In fact, using OSScheduler::eventNotify() is the recommended way of sending notifications. The alternative of sending notifications directly to the tasks should be used as an optimisation, but only when it is absolutely obvious there is only one task waiting for the given event.

Notifying all tasks

µOS++ implements a special case when a single eventNotify() can be automatically addressed to all waiting tasks. For this case µOS++ reserves a special event code, defined as OSEvent::OS_ALL.

The reasons for notifying all tasks may vary, one of them being the case when there are more than one conditions to wait for, on multiple tasks. Each of the events notify all tasks, and the first task that gets the CPU may acquire a shared resource.

When using this feature, it is recommended to explicitly set the return value to OSEventReturn::OS_ALL.

os.sched.eventNotify(OSEvent::OS_ALL, OSEventReturn::OS_ALL);

Waiting for any event

Similarly, a task can arrange to be waken by all incoming events. For this, the same OSEvent::OS_ALL can be used.


Obviously, after waking up, the task should check for the condition it is expecting, and if not fulfilled, to loop to eventWait().

However It should be noted that this is not an optimal use of the multitasking mechanisms.

Why is eventWait() returning a value?

As already mentioned, a returning eventWait() does not guarantee that the condition it was waiting for really occurred. It just means someone called an eventNotify() on the same event, or even worse, called an eventNotify(OSEvent::OS_ALL). Possible reasons for someone to call eventNotify() even when the condition is not true can be timeouts or task cancellation requests.

In order to differentiate between all these possible cases, µOS++ provides an additional argument to eventNotify(event, ret). When the eventNotify() is processed, this value is simply passed as a return value for eventWait(). The default for this value is defined as OSEventReturn::OS_VOID, but it is recommended to duplicate the event as the event return value.

os.sched.eventNotify(event, (OSEventReturn_t)event);

Other special values for OSEventReturn are defined for timeouts (OSEventReturn::OS_TIMEOUT), cancelled tasks (OSEventReturn::OS_CANCELLED and other cases. It is recommended to use these values for similar functionality.

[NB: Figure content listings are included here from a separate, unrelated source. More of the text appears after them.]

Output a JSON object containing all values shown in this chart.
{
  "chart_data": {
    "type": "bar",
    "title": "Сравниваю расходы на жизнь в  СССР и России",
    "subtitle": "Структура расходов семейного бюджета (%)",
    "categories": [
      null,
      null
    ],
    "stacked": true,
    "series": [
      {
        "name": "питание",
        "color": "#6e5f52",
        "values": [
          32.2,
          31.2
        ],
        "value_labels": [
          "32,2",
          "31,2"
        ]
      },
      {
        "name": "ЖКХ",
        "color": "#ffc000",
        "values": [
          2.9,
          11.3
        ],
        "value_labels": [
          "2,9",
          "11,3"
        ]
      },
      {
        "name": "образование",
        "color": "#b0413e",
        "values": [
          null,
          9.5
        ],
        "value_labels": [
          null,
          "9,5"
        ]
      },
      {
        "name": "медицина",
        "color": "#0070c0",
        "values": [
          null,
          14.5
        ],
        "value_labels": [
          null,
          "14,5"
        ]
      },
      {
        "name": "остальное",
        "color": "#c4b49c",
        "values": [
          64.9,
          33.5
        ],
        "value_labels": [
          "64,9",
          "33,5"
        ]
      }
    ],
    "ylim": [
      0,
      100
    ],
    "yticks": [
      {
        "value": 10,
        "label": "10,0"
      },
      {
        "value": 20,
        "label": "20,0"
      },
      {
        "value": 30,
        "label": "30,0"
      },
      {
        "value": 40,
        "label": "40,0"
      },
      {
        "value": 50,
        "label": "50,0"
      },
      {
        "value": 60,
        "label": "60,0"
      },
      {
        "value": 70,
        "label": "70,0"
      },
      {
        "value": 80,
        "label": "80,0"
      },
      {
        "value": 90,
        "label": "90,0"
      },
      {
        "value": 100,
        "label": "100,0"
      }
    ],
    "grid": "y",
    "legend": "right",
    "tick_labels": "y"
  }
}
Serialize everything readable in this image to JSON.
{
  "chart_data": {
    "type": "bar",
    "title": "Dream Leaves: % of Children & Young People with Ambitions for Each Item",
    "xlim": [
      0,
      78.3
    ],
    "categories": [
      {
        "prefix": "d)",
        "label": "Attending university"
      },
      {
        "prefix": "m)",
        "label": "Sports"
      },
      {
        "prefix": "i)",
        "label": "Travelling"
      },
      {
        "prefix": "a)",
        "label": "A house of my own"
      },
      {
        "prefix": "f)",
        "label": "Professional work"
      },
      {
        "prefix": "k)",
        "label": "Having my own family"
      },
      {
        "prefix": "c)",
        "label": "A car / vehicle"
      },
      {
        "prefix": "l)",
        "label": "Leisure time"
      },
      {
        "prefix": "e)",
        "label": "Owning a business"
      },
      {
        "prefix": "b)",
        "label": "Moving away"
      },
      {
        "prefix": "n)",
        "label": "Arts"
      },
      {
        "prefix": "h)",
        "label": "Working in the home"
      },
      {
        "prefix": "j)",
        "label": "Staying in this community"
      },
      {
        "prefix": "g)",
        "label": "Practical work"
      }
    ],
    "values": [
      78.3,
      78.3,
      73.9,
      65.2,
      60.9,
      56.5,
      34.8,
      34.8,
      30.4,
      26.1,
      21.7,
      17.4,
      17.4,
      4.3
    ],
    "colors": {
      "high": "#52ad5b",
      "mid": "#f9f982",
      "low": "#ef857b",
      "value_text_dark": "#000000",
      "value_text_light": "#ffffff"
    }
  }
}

In addition, depending on the application’s specifics, it is recommended to check the value returned by eventWait() and if needed, loop to eventWait().

Methods overview

TODO: this sections needs to be updated, content moved to the API section and here only a short summary kept.

Wait for event

OSEventWaitReturn_t eventWait(OSEvent_t event);

Block the current task and wait for the event to occur (task is put to sleep). The task is removed from the running list and will no longer be scheduled to run until the event occurs. The first notification addressed to the given event will unblock the task and the specified value will be returned (wake up the task).

In addition to application managed return values, it is recommended to consider processing the following special return values:

  • OSEventWaitReturn::OS_LOCKED: the scheduler is locked and the call returned immediatelly
  • OSEventWaitReturn::OS_TIMEOUT: a timeout event occured (usually triggered by a timer)
  • OSEventWaitReturn::OS_CANCELED: another task cancelled this wait
  • OSEventWaitReturn::OS_ALL: a notification was sent to all tasks

Return: the value used by the nofitication call.

Notify event

int eventNotify(OSEvent_t event, OSEventWaitReturn_t ret=OSEventWaitReturn::OS_VOID);

Notifies all tasks waiting on the given event. Notified tasks are inserted into the running list (in the order they were registered to the schedulers) and will wait their turn for the CPU. Only the first notification addresed to a blocked task is significative, i.e. only the ‘ret’ value of the first notification will be returned by corresponding evenWait() functions; all further notifications addressed to a task waiting to run or running will be silently discarded.

A special case is when the event is OSEvent::OS_ALL since all waiting tasks are notified, regardless of the event they are waiting for (in other words, OSEvent::OS_ALL acts like a wildcard matching all events). For a consistent processing, it is recommended to pair this special event with the special return value OSEventWaitReturn::OS_ALL.

Return: the number of tasks notified.